Currently known as the city to visit if you want to see pandas, Chengdu is looking to put itself on the global sports map, with an official proposal to bid for the 2036 Summer Olympics.
While most of the talk about the Olympics returning to China has centered on the 2022 Winter Games, it turns out the Summer Olympics may also be coming back to China, too.
As incredible as that sounds, lawmakers in Chengdu – which one forecast says will among the world’s top 30 cities by 2035 – have targeted hosting the 2036 Olympics
Ahead of the more famous national “Two Sessions” held each year in Beijing, cities around the country hold their own local editions, in part to figure out what proposals can be submitted to the main political council in the capital.
Pu Hu, a member of the CPPCC Chengdu Committee, recently submitted a proposal which calls for the city to bid for the 2036 Olympic Games. That sounds like a bold move, but there are a few connections here: at the closing ceremony of the recent Pyeongchang Olympics, China basically marketed itself as the home of pandas – and, as anyone Chinese person can tell you, Chengdu is where most of the cuddly creatures are found. What’s more, there’s even an official “Olympics Panda Family” at the Chengdu Panda Breeding Center.
Your 2022 Winter Olympics host lit up the Internet with glowing flying pandas https://t.co/OHwpsAQPI0
— TIME (@TIME) February 26, 2018
Pu’s reasoning is that many Chinese cities will be capable of hosting the Olympics 20 years from now, so Chengdu can position itself at the head of the line by taking the initiative now. None of China’s central and western cities have previously held large-scale international sporting events of this type, Pu notes.

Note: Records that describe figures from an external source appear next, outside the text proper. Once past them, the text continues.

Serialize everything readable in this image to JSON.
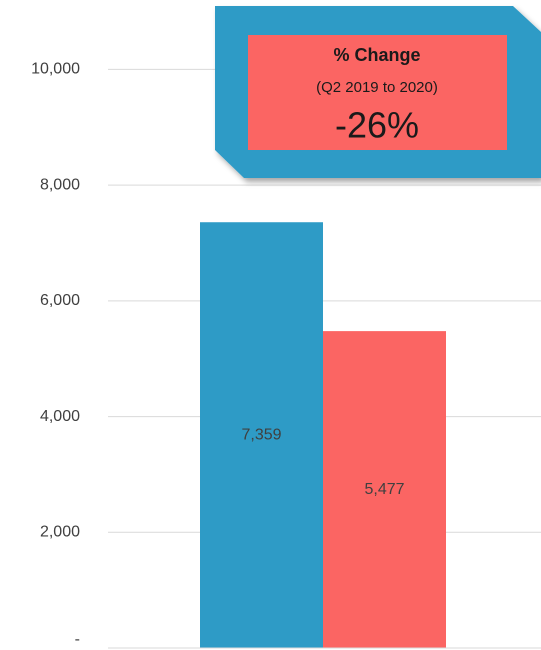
{
  "chart_data": {
    "type": "bar",
    "categories": [
      null,
      null
    ],
    "values": [
      7359,
      5477
    ],
    "value_labels": [
      "7,359",
      "5,477"
    ],
    "colors": [
      "#2e9bc6",
      "#fb6563"
    ],
    "ylim": [
      0,
      11200
    ],
    "yticks": [
      {
        "value": 0,
        "label": "-"
      },
      {
        "value": 2000,
        "label": "2,000"
      },
      {
        "value": 4000,
        "label": "4,000"
      },
      {
        "value": 6000,
        "label": "6,000"
      },
      {
        "value": 8000,
        "label": "8,000"
      },
      {
        "value": 10000,
        "label": "10,000"
      }
    ],
    "grid": true,
    "annotation": {
      "title": "% Change",
      "subtitle": "(Q2 2019 to 2020)",
      "text": "-26%"
    }
  }
}
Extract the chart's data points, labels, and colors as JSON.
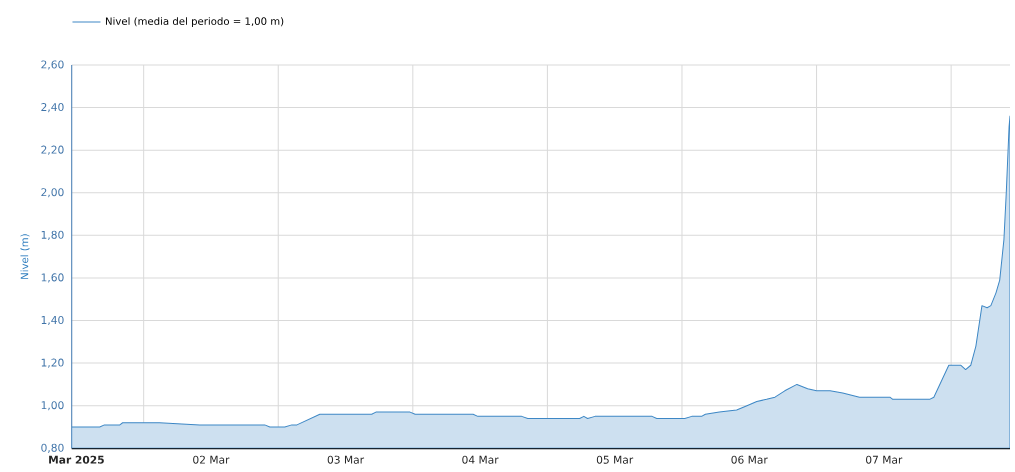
{
  "chart_data": {
    "type": "area",
    "ylabel": "Nivel (m)",
    "x": [
      "2025-02-28T23:10",
      "2025-03-01T04:10",
      "2025-03-01T05:00",
      "2025-03-01T07:45",
      "2025-03-01T08:15",
      "2025-03-01T14:50",
      "2025-03-01T22:00",
      "2025-03-02T09:35",
      "2025-03-02T10:30",
      "2025-03-02T13:10",
      "2025-03-02T14:25",
      "2025-03-02T15:20",
      "2025-03-02T19:25",
      "2025-03-03T04:40",
      "2025-03-03T05:25",
      "2025-03-03T11:30",
      "2025-03-03T12:25",
      "2025-03-03T22:45",
      "2025-03-03T23:35",
      "2025-03-04T07:25",
      "2025-03-04T08:30",
      "2025-03-04T17:45",
      "2025-03-04T18:30",
      "2025-03-04T19:10",
      "2025-03-04T20:30",
      "2025-03-05T06:40",
      "2025-03-05T07:30",
      "2025-03-05T12:30",
      "2025-03-05T13:45",
      "2025-03-05T15:30",
      "2025-03-05T16:10",
      "2025-03-05T18:40",
      "2025-03-05T21:45",
      "2025-03-05T23:35",
      "2025-03-06T01:20",
      "2025-03-06T03:05",
      "2025-03-06T04:35",
      "2025-03-06T06:20",
      "2025-03-06T08:30",
      "2025-03-06T10:25",
      "2025-03-06T12:00",
      "2025-03-06T14:25",
      "2025-03-06T16:40",
      "2025-03-06T19:40",
      "2025-03-07T01:05",
      "2025-03-07T01:35",
      "2025-03-07T08:10",
      "2025-03-07T08:55",
      "2025-03-07T11:35",
      "2025-03-07T13:45",
      "2025-03-07T14:35",
      "2025-03-07T15:30",
      "2025-03-07T16:25",
      "2025-03-07T17:30",
      "2025-03-07T18:25",
      "2025-03-07T19:05",
      "2025-03-07T20:00",
      "2025-03-07T20:40",
      "2025-03-07T21:25",
      "2025-03-07T21:50",
      "2025-03-07T22:20",
      "2025-03-07T22:30"
    ],
    "series": [
      {
        "name": "Nivel (media del periodo = 1,00 m)",
        "color": "#3d87c5",
        "values": [
          0.9,
          0.9,
          0.91,
          0.91,
          0.92,
          0.92,
          0.91,
          0.91,
          0.9,
          0.9,
          0.91,
          0.91,
          0.96,
          0.96,
          0.97,
          0.97,
          0.96,
          0.96,
          0.95,
          0.95,
          0.94,
          0.94,
          0.95,
          0.94,
          0.95,
          0.95,
          0.94,
          0.94,
          0.95,
          0.95,
          0.96,
          0.97,
          0.98,
          1.0,
          1.02,
          1.03,
          1.04,
          1.07,
          1.1,
          1.08,
          1.07,
          1.07,
          1.06,
          1.04,
          1.04,
          1.03,
          1.03,
          1.04,
          1.19,
          1.19,
          1.17,
          1.19,
          1.28,
          1.47,
          1.46,
          1.47,
          1.53,
          1.59,
          1.78,
          2.0,
          2.31,
          2.36
        ]
      }
    ],
    "xlim": [
      "2025-02-28T23:10",
      "2025-03-07T22:30"
    ],
    "ylim": [
      0.8,
      2.6
    ],
    "xticks": [
      {
        "value": "2025-03-01",
        "label": "**Mar 2025**"
      },
      {
        "value": "2025-03-01T12:00",
        "label": null
      },
      {
        "value": "2025-03-02",
        "label": "02 Mar"
      },
      {
        "value": "2025-03-02T12:00",
        "label": null
      },
      {
        "value": "2025-03-03",
        "label": "03 Mar"
      },
      {
        "value": "2025-03-03T12:00",
        "label": null
      },
      {
        "value": "2025-03-04",
        "label": "04 Mar"
      },
      {
        "value": "2025-03-04T12:00",
        "label": null
      },
      {
        "value": "2025-03-05",
        "label": "05 Mar"
      },
      {
        "value": "2025-03-05T12:00",
        "label": null
      },
      {
        "value": "2025-03-06",
        "label": "06 Mar"
      },
      {
        "value": "2025-03-06T12:00",
        "label": null
      },
      {
        "value": "2025-03-07",
        "label": "07 Mar"
      },
      {
        "value": "2025-03-07T12:00",
        "label": null
      }
    ],
    "yticks": [
      {
        "value": 0.8,
        "label": "0,80"
      },
      {
        "value": 1.0,
        "label": "1,00"
      },
      {
        "value": 1.2,
        "label": "1,20"
      },
      {
        "value": 1.4,
        "label": "1,40"
      },
      {
        "value": 1.6,
        "label": "1,60"
      },
      {
        "value": 1.8,
        "label": "1,80"
      },
      {
        "value": 2.0,
        "label": "2,00"
      },
      {
        "value": 2.2,
        "label": "2,20"
      },
      {
        "value": 2.4,
        "label": "2,40"
      },
      {
        "value": 2.6,
        "label": "2,60"
      }
    ],
    "grid": true,
    "legend": "top left"
  }
}
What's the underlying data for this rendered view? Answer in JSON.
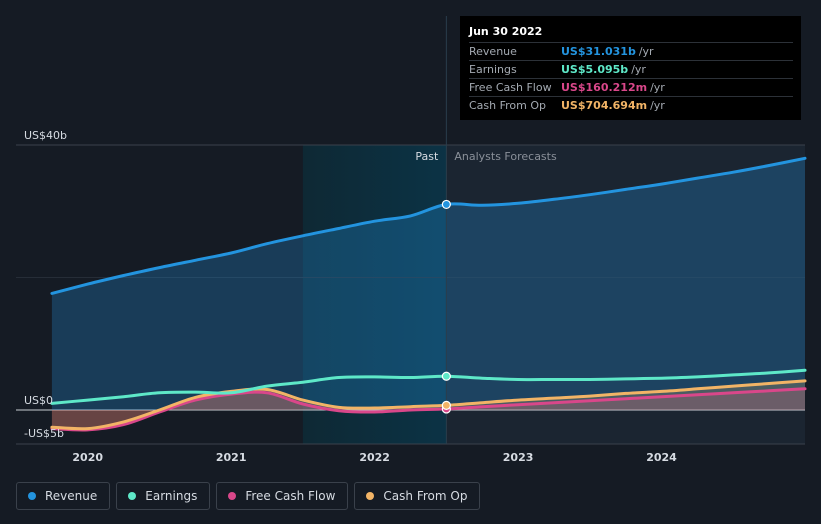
{
  "tooltip": {
    "date": "Jun 30 2022",
    "rows": [
      {
        "label": "Revenue",
        "value": "US$31.031b",
        "unit": "/yr",
        "color": "#2394df"
      },
      {
        "label": "Earnings",
        "value": "US$5.095b",
        "unit": "/yr",
        "color": "#5ee8c8"
      },
      {
        "label": "Free Cash Flow",
        "value": "US$160.212m",
        "unit": "/yr",
        "color": "#d9478a"
      },
      {
        "label": "Cash From Op",
        "value": "US$704.694m",
        "unit": "/yr",
        "color": "#f2b466"
      }
    ]
  },
  "legend": [
    {
      "label": "Revenue",
      "color": "#2394df"
    },
    {
      "label": "Earnings",
      "color": "#5ee8c8"
    },
    {
      "label": "Free Cash Flow",
      "color": "#d9478a"
    },
    {
      "label": "Cash From Op",
      "color": "#f2b466"
    }
  ],
  "chart_data": {
    "type": "line",
    "y_tick_labels": [
      "US$40b",
      "US$0",
      "-US$5b"
    ],
    "y_ticks": [
      40,
      0,
      -5
    ],
    "ylim": [
      -5,
      40
    ],
    "xlim": [
      2019.5,
      2025.0
    ],
    "x_tick_labels": [
      "2020",
      "2021",
      "2022",
      "2023",
      "2024"
    ],
    "x_ticks": [
      2020,
      2021,
      2022,
      2023,
      2024
    ],
    "past_label": "Past",
    "forecast_label": "Analysts Forecasts",
    "divider_x": 2022.5,
    "highlight_start": 2021.5,
    "series": [
      {
        "name": "Revenue",
        "color": "#2394df",
        "fill": true,
        "x": [
          2019.75,
          2020.0,
          2020.25,
          2020.5,
          2020.75,
          2021.0,
          2021.25,
          2021.5,
          2021.75,
          2022.0,
          2022.25,
          2022.5,
          2022.75,
          2023.0,
          2023.25,
          2023.5,
          2023.75,
          2024.0,
          2024.25,
          2024.5,
          2024.75,
          2025.0
        ],
        "y": [
          17.6,
          19.0,
          20.3,
          21.5,
          22.6,
          23.7,
          25.1,
          26.3,
          27.4,
          28.5,
          29.3,
          31.03,
          30.9,
          31.2,
          31.8,
          32.5,
          33.3,
          34.1,
          35.0,
          35.9,
          36.9,
          38.0
        ]
      },
      {
        "name": "Earnings",
        "color": "#5ee8c8",
        "fill": false,
        "x": [
          2019.75,
          2020.0,
          2020.25,
          2020.5,
          2020.75,
          2021.0,
          2021.25,
          2021.5,
          2021.75,
          2022.0,
          2022.25,
          2022.5,
          2022.75,
          2023.0,
          2023.25,
          2023.5,
          2023.75,
          2024.0,
          2024.25,
          2024.5,
          2024.75,
          2025.0
        ],
        "y": [
          1.0,
          1.5,
          2.0,
          2.6,
          2.7,
          2.6,
          3.6,
          4.2,
          4.9,
          5.0,
          4.9,
          5.095,
          4.8,
          4.6,
          4.6,
          4.6,
          4.7,
          4.8,
          5.0,
          5.3,
          5.6,
          6.0
        ]
      },
      {
        "name": "Free Cash Flow",
        "color": "#d9478a",
        "fill": true,
        "x": [
          2019.75,
          2020.0,
          2020.25,
          2020.5,
          2020.75,
          2021.0,
          2021.25,
          2021.5,
          2021.75,
          2022.0,
          2022.25,
          2022.5,
          2022.75,
          2023.0,
          2023.25,
          2023.5,
          2023.75,
          2024.0,
          2024.25,
          2024.5,
          2024.75,
          2025.0
        ],
        "y": [
          -2.8,
          -3.0,
          -2.2,
          -0.3,
          1.5,
          2.4,
          2.6,
          0.9,
          -0.1,
          -0.3,
          0.0,
          0.16,
          0.5,
          0.8,
          1.1,
          1.4,
          1.7,
          2.0,
          2.3,
          2.6,
          2.9,
          3.2
        ]
      },
      {
        "name": "Cash From Op",
        "color": "#f2b466",
        "fill": true,
        "x": [
          2019.75,
          2020.0,
          2020.25,
          2020.5,
          2020.75,
          2021.0,
          2021.25,
          2021.5,
          2021.75,
          2022.0,
          2022.25,
          2022.5,
          2022.75,
          2023.0,
          2023.25,
          2023.5,
          2023.75,
          2024.0,
          2024.25,
          2024.5,
          2024.75,
          2025.0
        ],
        "y": [
          -2.6,
          -2.8,
          -1.8,
          0.0,
          1.9,
          2.8,
          3.1,
          1.5,
          0.4,
          0.3,
          0.5,
          0.7,
          1.1,
          1.5,
          1.8,
          2.1,
          2.5,
          2.8,
          3.2,
          3.6,
          4.0,
          4.4
        ]
      }
    ]
  }
}
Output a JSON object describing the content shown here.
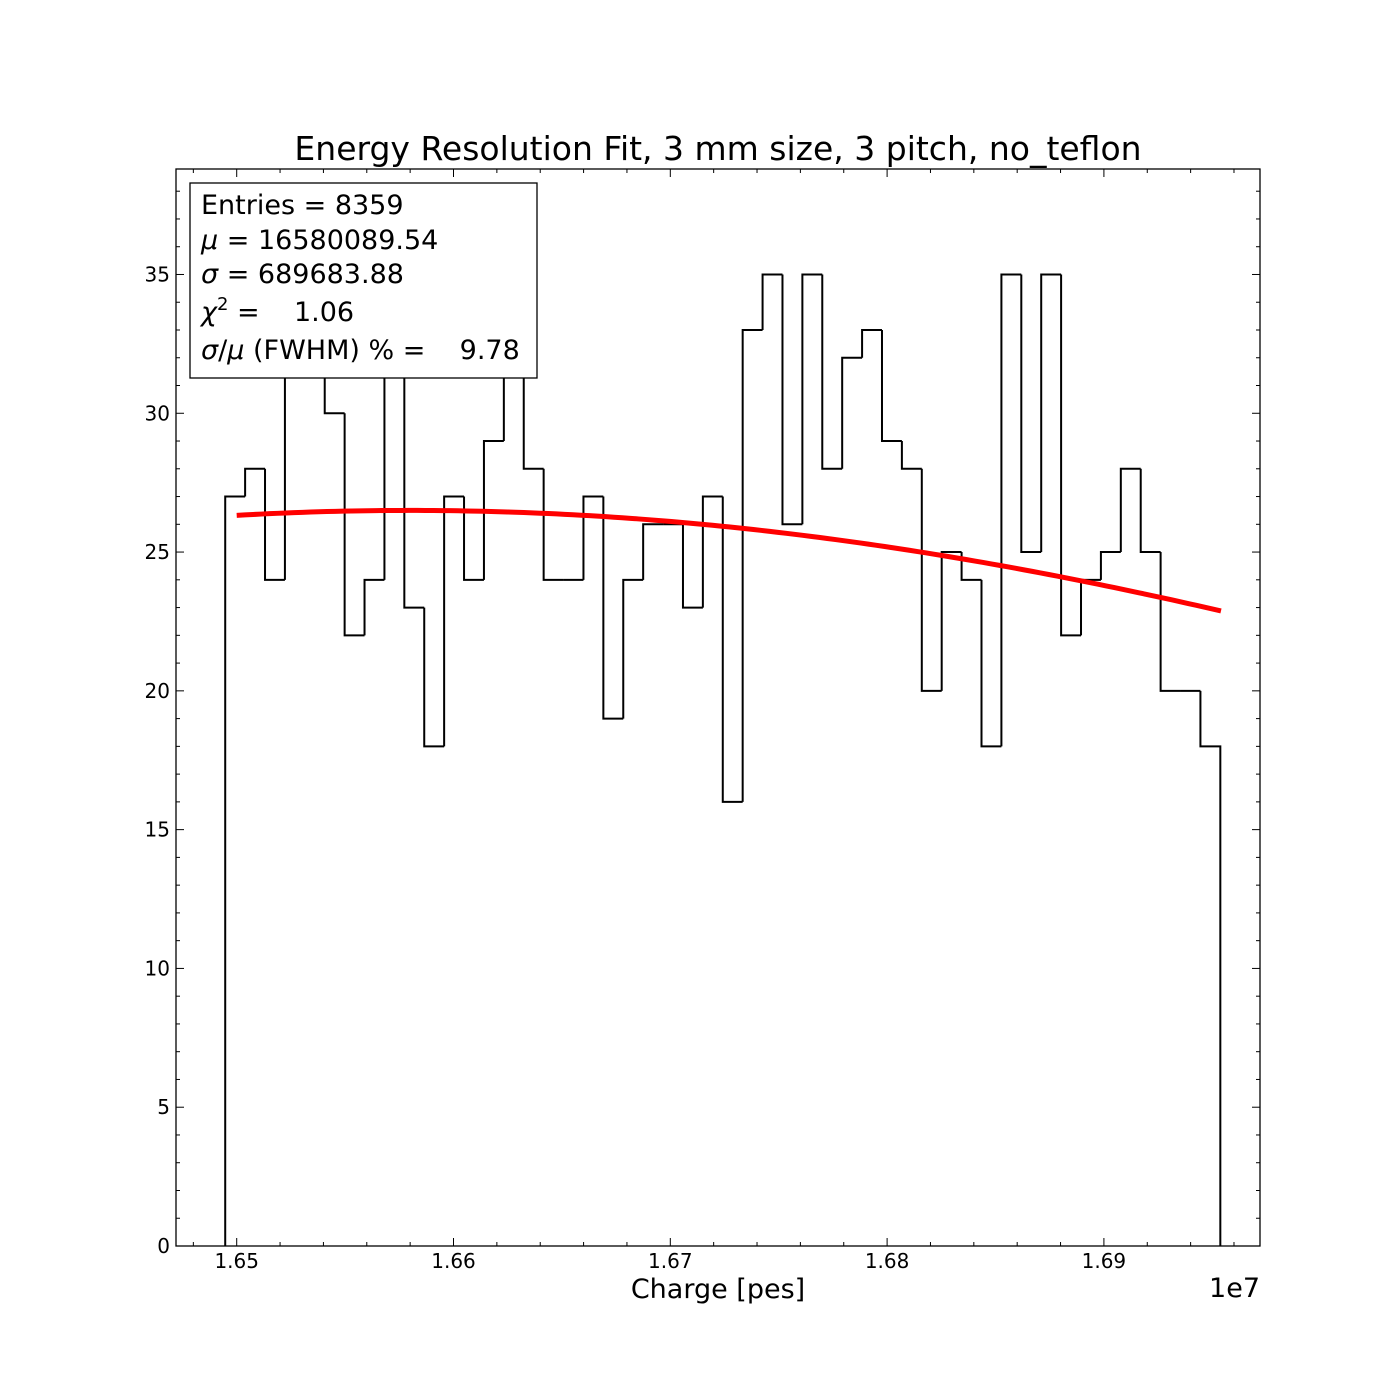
{
  "chart_data": {
    "type": "histogram",
    "title": "Energy Resolution Fit, 3 mm size, 3 pitch, no_teflon",
    "xlabel": "Charge [pes]",
    "ylabel": "",
    "x_offset_label": "1e7",
    "xlim": [
      16472000,
      16972000
    ],
    "ylim": [
      0,
      38.8
    ],
    "x_ticks": [
      1.65,
      1.66,
      1.67,
      1.68,
      1.69
    ],
    "x_tick_labels": [
      "1.65",
      "1.66",
      "1.67",
      "1.68",
      "1.69"
    ],
    "y_ticks": [
      0,
      5,
      10,
      15,
      20,
      25,
      30,
      35
    ],
    "y_tick_labels": [
      "0",
      "5",
      "10",
      "15",
      "20",
      "25",
      "30",
      "35"
    ],
    "bin_edges_start": 16494700,
    "bin_width": 9180,
    "counts": [
      27,
      28,
      24,
      33,
      33,
      30,
      22,
      24,
      37,
      23,
      18,
      27,
      24,
      29,
      33,
      28,
      24,
      24,
      27,
      19,
      24,
      26,
      26,
      23,
      27,
      16,
      33,
      35,
      26,
      35,
      28,
      32,
      33,
      29,
      28,
      20,
      25,
      24,
      18,
      35,
      25,
      35,
      22,
      24,
      25,
      28,
      25,
      20,
      20,
      18
    ],
    "fit": {
      "type": "gaussian",
      "color": "#ff0000",
      "amplitude": 26.5,
      "mean": 16580089.54,
      "sigma": 689683.88,
      "x_range": [
        16500000,
        16954000
      ]
    },
    "stats_box": {
      "entries": "Entries = 8359",
      "mu_symbol": "μ",
      "mu_value": " = 16580089.54",
      "sigma_symbol": "σ",
      "sigma_value": " = 689683.88",
      "chi_symbol": "χ",
      "chi_superscript": "2",
      "chi_value": " =    1.06",
      "res_sigma": "σ",
      "res_slash": "/",
      "res_mu": "μ",
      "res_value": " (FWHM) % =    9.78"
    },
    "histogram_color": "#000000",
    "grid": false
  }
}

A somewhat saner voice comes from Pu’s female colleague, Deng Juqiu, who, while agreeing an Olympics would benefit Chengdu, called for further feasibility studies.
But it’s not just Chengdu that is considering a bid.
While most had assumed that Shanghai would take the reins if China was ever to launch another Summer Games bid, this WeChat article not only discusses how officials in Guangzhou have been weighing up a run at 2032, but that the city of Zhengzhou – in the news recently due to its copycat Bird’s Nest stadium – has also expressed interest in hosting the Olympics.
While actually securing what would be China’s third Olympics remains a long way off, two points are worth making: first, that China’s appetite for staging large, international sporting events won’t even begin to be sated until the FIFA World Cup arrives on these shores; and, second, that China is still seen as a potential “savior” by many of the big sports organizations, especially the IOC.
2022, remember, was “the Olympics that no one wanted” due to profitability concerns, while Paris and Los Angeles have been awarded 2024 and 2028 ostensibly because the IOC couldn’t afford to turn down a major city that actually wanted to host a Games.
It’s very possible, then, that business could return to normal for 2032 and beyond i.e. no cities submit bids. If that is the case, expect the first call the IOC makes to be to Xi Jinping, who, as per last week’s news, will presumably still be in power by then.